2195 Gordon Avenue – Subsidized Housing or Not?

The 1.76 acre site at 2195 Gordon was purchased by District of West Vancouver (DWV) in 2014 for $16 million.
According to DWV this site, if sold for freehold strata condominiums, had a market value in 2019 of $80 million.
DWV has now approved the lease (99 years) of 24,000 square feet of the site to Darwin Properties who will develop the site for 58 strata condominiums for $22.2 million.
The remaining 52,000 square feet has been leased (60 years) to Kiwanis for $1 with the undertaking that they will provide an Adult Day Centre (Vancouver Coastal Health) and 156 “below market” rentals at a maximum of 75% of market rent.
The target market for the “below market” rental housing is moderate income people including workers, families and seniors in West Vancouver.
This development is an opportunity cost of $58 million that DWV is foregoing. That equates to a subsidy per unit of “affordable” housing of $372,000 per unit or approximately $3,600 per taxpayer.
Mayor’s comments in a letter to the North Shore news
“This project proposes leasing one parcel for affordable housing but it also includes a second parcel, a long term lease for strata condominiums which we sold for $22.2 million, a $6 million profit on our original $16 million investment”
The Mayor confuses cash flow with profit. How can anyone argue that a parcel of land worth $80 million sold for $22.2 million generates a profit?
“The word “subsidy” has been used frequently about this proposal but this is not accurate. All of this would be provided by, and at the cost of Kiwanis, Darwin and Vancouver Coastal Health with no ongoing subsidy by the District”
How can Kiwanis afford to build and operate the 156 “below market” rentals? This is because they are receiving a portion of land worth $58 million for nothing. There may indeed be no ongoing cash subsidy but by the essential gift of the land for 60 years is there not a huge upfront subsidy?

Other items and questions re Gordon Avenue worth noting
1- There was never any serious consultation with residents around various potential uses of this enormously valuable and strategic piece of land. Council just decided to spot zone and use the land for “affordable” housing. Surely there ought to have been consultation (in fact there was never any report to Council on possible differing uses for the land and the cost/benefit of each possible use). No surveys were conducted of employees in DWV businesses, school board or DWV to determine if this “below market” rental housing would meet their needs and help attract and retain employees. Surely this is not right?
2- An Angus Reid survey of DWV residents showed that 67% of residents do not support building more high density apartment buildings in West Vancouver. A West Vancouver Community Stakeholders poll showed that at least 85% of DWV residents opposed DWV using property taxpayer resources to fund subsidized “below market” rental housing.
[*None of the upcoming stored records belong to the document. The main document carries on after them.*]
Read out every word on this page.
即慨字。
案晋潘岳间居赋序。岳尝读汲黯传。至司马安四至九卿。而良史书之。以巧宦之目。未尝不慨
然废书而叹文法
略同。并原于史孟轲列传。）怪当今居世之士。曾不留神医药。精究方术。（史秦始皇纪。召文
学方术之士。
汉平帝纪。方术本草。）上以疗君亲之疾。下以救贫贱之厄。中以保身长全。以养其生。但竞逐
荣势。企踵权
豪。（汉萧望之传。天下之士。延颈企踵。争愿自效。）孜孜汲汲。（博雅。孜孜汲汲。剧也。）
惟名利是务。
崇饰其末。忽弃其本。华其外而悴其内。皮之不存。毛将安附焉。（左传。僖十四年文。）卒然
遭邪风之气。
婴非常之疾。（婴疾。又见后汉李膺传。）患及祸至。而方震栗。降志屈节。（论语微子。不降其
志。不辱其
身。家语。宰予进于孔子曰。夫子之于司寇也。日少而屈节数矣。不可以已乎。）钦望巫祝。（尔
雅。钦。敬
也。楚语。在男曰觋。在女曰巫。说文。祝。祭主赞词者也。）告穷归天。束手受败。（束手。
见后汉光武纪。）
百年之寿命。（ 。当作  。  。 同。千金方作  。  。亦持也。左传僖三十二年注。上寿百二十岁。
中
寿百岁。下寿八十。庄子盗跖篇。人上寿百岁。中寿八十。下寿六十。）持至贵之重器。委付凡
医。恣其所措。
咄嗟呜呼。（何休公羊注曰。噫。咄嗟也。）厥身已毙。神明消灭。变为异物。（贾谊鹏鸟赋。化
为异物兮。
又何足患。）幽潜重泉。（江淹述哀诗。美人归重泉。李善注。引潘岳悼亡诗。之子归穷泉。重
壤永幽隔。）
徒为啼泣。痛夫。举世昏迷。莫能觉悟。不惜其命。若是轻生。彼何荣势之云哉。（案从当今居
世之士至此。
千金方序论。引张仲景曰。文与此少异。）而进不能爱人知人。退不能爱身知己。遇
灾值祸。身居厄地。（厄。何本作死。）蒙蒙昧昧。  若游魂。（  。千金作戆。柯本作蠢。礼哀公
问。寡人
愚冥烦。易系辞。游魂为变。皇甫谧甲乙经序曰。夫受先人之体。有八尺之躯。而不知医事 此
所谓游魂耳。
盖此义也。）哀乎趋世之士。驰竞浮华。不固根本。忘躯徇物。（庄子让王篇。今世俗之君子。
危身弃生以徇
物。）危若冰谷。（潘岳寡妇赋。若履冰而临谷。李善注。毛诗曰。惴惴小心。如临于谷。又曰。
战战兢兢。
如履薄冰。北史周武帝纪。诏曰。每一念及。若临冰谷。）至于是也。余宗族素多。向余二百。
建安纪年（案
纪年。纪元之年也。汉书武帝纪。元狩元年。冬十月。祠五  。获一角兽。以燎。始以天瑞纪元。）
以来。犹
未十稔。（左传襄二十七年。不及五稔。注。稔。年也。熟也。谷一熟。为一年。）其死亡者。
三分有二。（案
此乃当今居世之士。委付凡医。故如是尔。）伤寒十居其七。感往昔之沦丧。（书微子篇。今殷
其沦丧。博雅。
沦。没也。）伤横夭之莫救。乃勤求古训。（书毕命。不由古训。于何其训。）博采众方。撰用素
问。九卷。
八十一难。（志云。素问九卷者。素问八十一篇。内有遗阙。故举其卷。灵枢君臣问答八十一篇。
Why would Council not listen to residents?
3- The qualifying incomes (per DWV) for the” below market “rentals ranges from $50,000 for a studio to $126,000 for a 3 bedroom suite.
4- The top 10% of earners in Canada earn $80,000 or more and the top 5% earn $102,000 or more. Many DWV employees earn (before benefits) $80,000 or more. The individual median income in DWV is $41,000 and median household income is $90,000. Does it seem right that 50% of residents earning at or below median income are asked to subsidize housing for those earning substantially more than them? No one has a right to live in West Vancouver and have existing taxpayers subsidize them to do so. (Especially those earning more than the median income of many DWV residents).
5- This project does nothing to help low income workers (care home employees, retail employees, restaurant employees etc.) in West Vancouver as qualifying incomes for these rentals is more than the vast majority can afford. The biggest likely beneficiaries of the “below market” rentals will be Municipal and Schoolboard employees. There seems to have been no serious examination of what Provincial and Federal Grants available to provide housing for low income workers in DWV. Why?
6- DWV already faces $200 million of expenses in the next decade to replace ageing facilities and currently does not have dedicated reserves to meet this future expense. Is it responsible therefore to embark on a project such as this one for “below market” rental housing?